J'ajoute qu'à mon sens l’Église et les conservateurs en général se fourvoient en refusant de prendre en compte les nouvelles données matérielles et en traitant la question avec les catégories intellectuelles et morales d'arrière grand-papa.
L'utilisation de la médecine pour maintenir en vie avec une assistance permanente et réifiante, et sans motif, des personnes qui auraient dû connaître la mort en toutes autres circonstances et y ont déjà laissé beaucoup d'elles-mêmes est un problème inédit. Refuser d'interrompre ce cirque dégueulasse au motif qu'on défend "la vie" (humaine), c'est jouer sur les mots et la réduire à ses seules facultés végétatives. Il est question d'une forme nouvelle de mort que Kant ou les papes ne pouvaient pas prévoir.
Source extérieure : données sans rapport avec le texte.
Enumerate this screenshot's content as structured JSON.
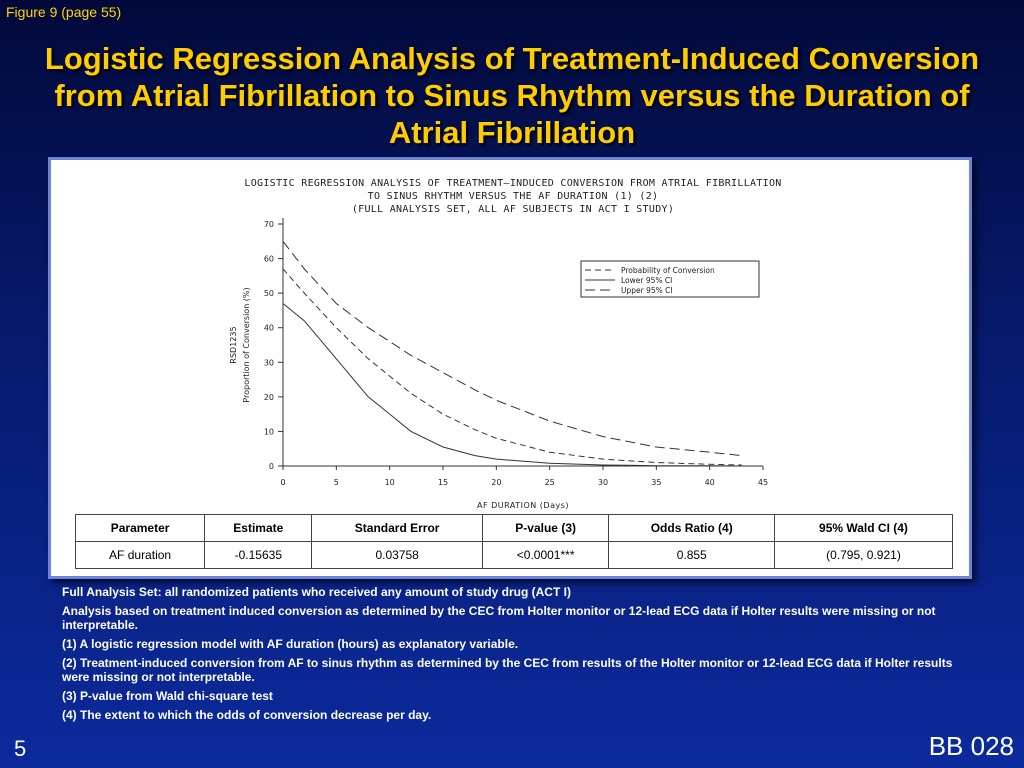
{
  "figure_label": "Figure 9 (page 55)",
  "slide_title": "Logistic Regression Analysis of Treatment-Induced Conversion from Atrial Fibrillation to Sinus Rhythm versus the Duration of Atrial Fibrillation",
  "chart_data": {
    "type": "line",
    "title_lines": [
      "LOGISTIC REGRESSION ANALYSIS OF TREATMENT–INDUCED CONVERSION FROM ATRIAL FIBRILLATION",
      "TO SINUS RHYTHM VERSUS THE AF DURATION (1) (2)",
      "(FULL ANALYSIS SET, ALL AF SUBJECTS IN ACT I STUDY)"
    ],
    "xlabel": "AF DURATION (Days)",
    "ylabel": "Proportion of Conversion (%)",
    "side_label": "RSD1235",
    "xlim": [
      0,
      45
    ],
    "ylim": [
      0,
      70
    ],
    "xticks": [
      "0",
      "5",
      "10",
      "15",
      "20",
      "25",
      "30",
      "35",
      "40",
      "45"
    ],
    "yticks": [
      "0",
      "10",
      "20",
      "30",
      "40",
      "50",
      "60",
      "70"
    ],
    "legend_position": "top-right",
    "grid": false,
    "series": [
      {
        "name": "Probability of Conversion",
        "style": "dashed",
        "x": [
          0,
          2,
          5,
          8,
          10,
          12,
          15,
          18,
          20,
          25,
          30,
          35,
          40,
          43
        ],
        "y": [
          57,
          50,
          40,
          31,
          26,
          21,
          15,
          10.5,
          8,
          4,
          2,
          1,
          0.5,
          0.3
        ]
      },
      {
        "name": "Lower 95% CI",
        "style": "solid",
        "x": [
          0,
          2,
          5,
          8,
          10,
          12,
          15,
          18,
          20,
          25,
          30,
          35,
          40,
          43
        ],
        "y": [
          47,
          42,
          31,
          20,
          15,
          10,
          5.5,
          3,
          2,
          0.8,
          0.3,
          0.1,
          0.05,
          0
        ]
      },
      {
        "name": "Upper 95% CI",
        "style": "dashed-long",
        "x": [
          0,
          2,
          5,
          8,
          10,
          12,
          15,
          18,
          20,
          25,
          30,
          35,
          40,
          43
        ],
        "y": [
          65,
          57,
          47,
          40,
          36,
          32,
          27,
          22,
          19,
          13,
          8.5,
          5.5,
          4,
          3
        ]
      }
    ]
  },
  "table": {
    "headers": [
      "Parameter",
      "Estimate",
      "Standard Error",
      "P-value (3)",
      "Odds Ratio (4)",
      "95% Wald CI (4)"
    ],
    "row": [
      "AF duration",
      "-0.15635",
      "0.03758",
      "<0.0001***",
      "0.855",
      "(0.795, 0.921)"
    ]
  },
  "notes": [
    "Full Analysis Set: all randomized patients who received any amount of study drug (ACT I)",
    "Analysis based on treatment induced conversion as determined by the CEC from Holter monitor or 12-lead ECG data if Holter results were missing or not interpretable.",
    "(1) A logistic regression model with AF duration (hours) as explanatory variable.",
    "(2) Treatment-induced conversion from AF to sinus rhythm as determined by the CEC from results of the Holter monitor or 12-lead ECG data if Holter results were missing or not interpretable.",
    "(3) P-value from Wald chi-square test",
    "(4) The extent to which the odds of conversion decrease per day."
  ],
  "page_number": "5",
  "doc_id": "BB 028"
}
C'est l'accident et la maladie comme résidus du mal (l'imprévisible, l’incontrôlable, l'insouhaité, le négatif) que l'on cherche à conjurer par ce procédé du monde perçu comme royaume du bien et de l'innocence. Cette fuite en avant, cette débauche de moyens pour repousser au maximum une fin inéluctable, est le produit d'une société qui refuse catégoriquement de considérer une autre forme d'existence que terrestre et corporelle, et est terrifiée par ce qui lui rappelle que cette dernière n'est rien que provisoire. Moins par "amour" ou "charité" que parce que le malade est un champ de bataille pour le complexe rationel-technicien. Ou alors entendons ces deux notions comme rien de plus que des dégénérescences postchrétiennes, l'expression de la naïveté ontologique de l'humain posthistorique.